By Bernie Becker - 06/06/12 07:29 PM EDT
“As I stand here today, I see no signs from Republicans that they want to change their course,” the Iowa Democrat added. “Now, if by sunset today, they want to redeem themselves, fine.”
Harkin’s comments at the Wednesday news conference took place the same day students are pressing lawmakers to come up with an extension of student loan rates.
The current interest rates for subsidized Stafford loans, 3.4 percent, is scheduled to rise to 6.8 percent on July 1, and the White House has said continuing the current rates is a top priority.
GOP lawmakers have also said they want a year-long extension, with the House having already passed a bill that covers the roughly $6 billion cost by eliminating a public health prevention fund from the Democratic healthcare overhaul.
But Harkin and Sen. Jack Reed (D-R.I.) also declared at Wednesday’s news conference that Republicans weren’t always so interested in a deal on student loans. Senate Republicans also blocked a Democratic proposal that would have paid for an extension by forcing some wealthier taxpayers to pay higher payroll taxes.
The two senators also noted that House Speaker John Boehner (R-Ohio) told his conference last week that the end-of-the month deadline was basically phony, according to a GOP aide, and that rates could be extended retroactively.
Those comments came the same day Boehner joined House Majority Leader Eric Cantor (R-Va.), Senate Minority Leader Mitch McConnell (R-Ky.) and Senate Minority Whip Jon Kyl (R-Ariz.) in sending their offer to the White House.
Republicans suggest that, in the aftermath of that proposal, they have they the political upper hand on the issue. Education Secretary Arne Duncan and other prominent Democrats declined to comment specifically on the GOP proposals on Tuesday, and GOP aides have said they have not received a response from the White House on the offer.
“The president was using the student loan issue for a political football, and it bounced back in his face,” Sen. Lamar Alexander (R-Tenn.) told reporters on Tuesday.
One of the ideas from the four GOP leaders would require federal workers to contribute more to their pension funds, the sort of proposal that has drawn howls from Democrats in the past.
The other proposal has limits on subsidies received by student loan recipients and changes to a tax on Medicaid providers.
But while other Democrats have been not gone into much detail on those ideas, Harkin and Reed were not shy in saying they fell short.
Harkin also said that congressional Republicans should be dealing with Democratic lawmakers instead of the Obama administration, and that the GOP proposal cherry-picked ideas from the White House budget.

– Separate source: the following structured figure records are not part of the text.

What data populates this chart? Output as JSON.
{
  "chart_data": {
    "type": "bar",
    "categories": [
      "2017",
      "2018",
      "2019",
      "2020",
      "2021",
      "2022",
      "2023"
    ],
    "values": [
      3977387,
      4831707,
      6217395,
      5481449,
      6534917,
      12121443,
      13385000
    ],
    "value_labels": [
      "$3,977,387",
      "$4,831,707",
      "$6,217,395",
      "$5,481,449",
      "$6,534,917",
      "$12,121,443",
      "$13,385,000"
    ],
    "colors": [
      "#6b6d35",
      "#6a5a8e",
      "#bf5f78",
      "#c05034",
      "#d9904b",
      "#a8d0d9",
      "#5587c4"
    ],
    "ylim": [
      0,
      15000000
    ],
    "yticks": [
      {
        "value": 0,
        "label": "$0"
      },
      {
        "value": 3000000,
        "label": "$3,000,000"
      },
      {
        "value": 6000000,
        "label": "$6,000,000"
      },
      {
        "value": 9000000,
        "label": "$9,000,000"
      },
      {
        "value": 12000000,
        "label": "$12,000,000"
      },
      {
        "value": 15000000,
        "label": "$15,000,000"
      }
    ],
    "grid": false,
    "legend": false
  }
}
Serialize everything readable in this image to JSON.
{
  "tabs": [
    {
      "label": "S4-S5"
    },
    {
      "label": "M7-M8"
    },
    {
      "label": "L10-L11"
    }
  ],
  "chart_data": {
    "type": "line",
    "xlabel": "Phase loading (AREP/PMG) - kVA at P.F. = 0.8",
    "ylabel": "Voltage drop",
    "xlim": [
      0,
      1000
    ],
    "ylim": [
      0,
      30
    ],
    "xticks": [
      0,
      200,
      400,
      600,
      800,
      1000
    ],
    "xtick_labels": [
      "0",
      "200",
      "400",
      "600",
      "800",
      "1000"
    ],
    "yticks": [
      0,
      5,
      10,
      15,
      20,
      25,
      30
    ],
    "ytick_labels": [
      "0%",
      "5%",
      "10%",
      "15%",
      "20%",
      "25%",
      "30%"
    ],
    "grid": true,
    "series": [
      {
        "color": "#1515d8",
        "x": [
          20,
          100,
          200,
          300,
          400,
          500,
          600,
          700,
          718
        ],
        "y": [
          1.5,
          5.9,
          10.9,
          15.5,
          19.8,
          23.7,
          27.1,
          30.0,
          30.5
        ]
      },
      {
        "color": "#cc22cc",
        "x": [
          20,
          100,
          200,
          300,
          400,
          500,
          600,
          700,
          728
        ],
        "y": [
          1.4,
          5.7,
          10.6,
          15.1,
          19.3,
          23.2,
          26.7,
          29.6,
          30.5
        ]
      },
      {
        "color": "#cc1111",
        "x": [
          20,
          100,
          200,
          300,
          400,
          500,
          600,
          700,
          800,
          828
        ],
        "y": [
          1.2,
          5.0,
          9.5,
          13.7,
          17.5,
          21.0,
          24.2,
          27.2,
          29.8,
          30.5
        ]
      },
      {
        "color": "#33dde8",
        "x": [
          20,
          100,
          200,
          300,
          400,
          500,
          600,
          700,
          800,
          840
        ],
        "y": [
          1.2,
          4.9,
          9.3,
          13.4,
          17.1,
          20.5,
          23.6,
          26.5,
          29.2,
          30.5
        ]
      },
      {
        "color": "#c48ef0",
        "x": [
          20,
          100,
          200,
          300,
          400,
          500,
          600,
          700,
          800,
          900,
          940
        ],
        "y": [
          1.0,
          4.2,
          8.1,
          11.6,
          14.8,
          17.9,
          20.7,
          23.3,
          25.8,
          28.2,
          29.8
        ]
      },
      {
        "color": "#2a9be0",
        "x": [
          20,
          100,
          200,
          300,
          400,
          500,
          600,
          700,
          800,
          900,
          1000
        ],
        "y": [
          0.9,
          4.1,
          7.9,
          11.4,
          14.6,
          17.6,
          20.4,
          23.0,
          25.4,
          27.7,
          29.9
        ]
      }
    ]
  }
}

“You’re taking money from low-income families, poor people, to help keep the interest rates low for poor students,” Harkin said. “That doesn’t make much sense.”
Still, Reed said he also thought it was more a question of when and not if lawmakers would agree to extend the rates, even as he also downplayed the most recent Republican offer.
“You look at this sort of hastily contrived letter sent to the president — that’s not yet the kind of meaningful dialogue we have to have,” Reed said. “Maybe I’m just hopeful we can do that before July 1.”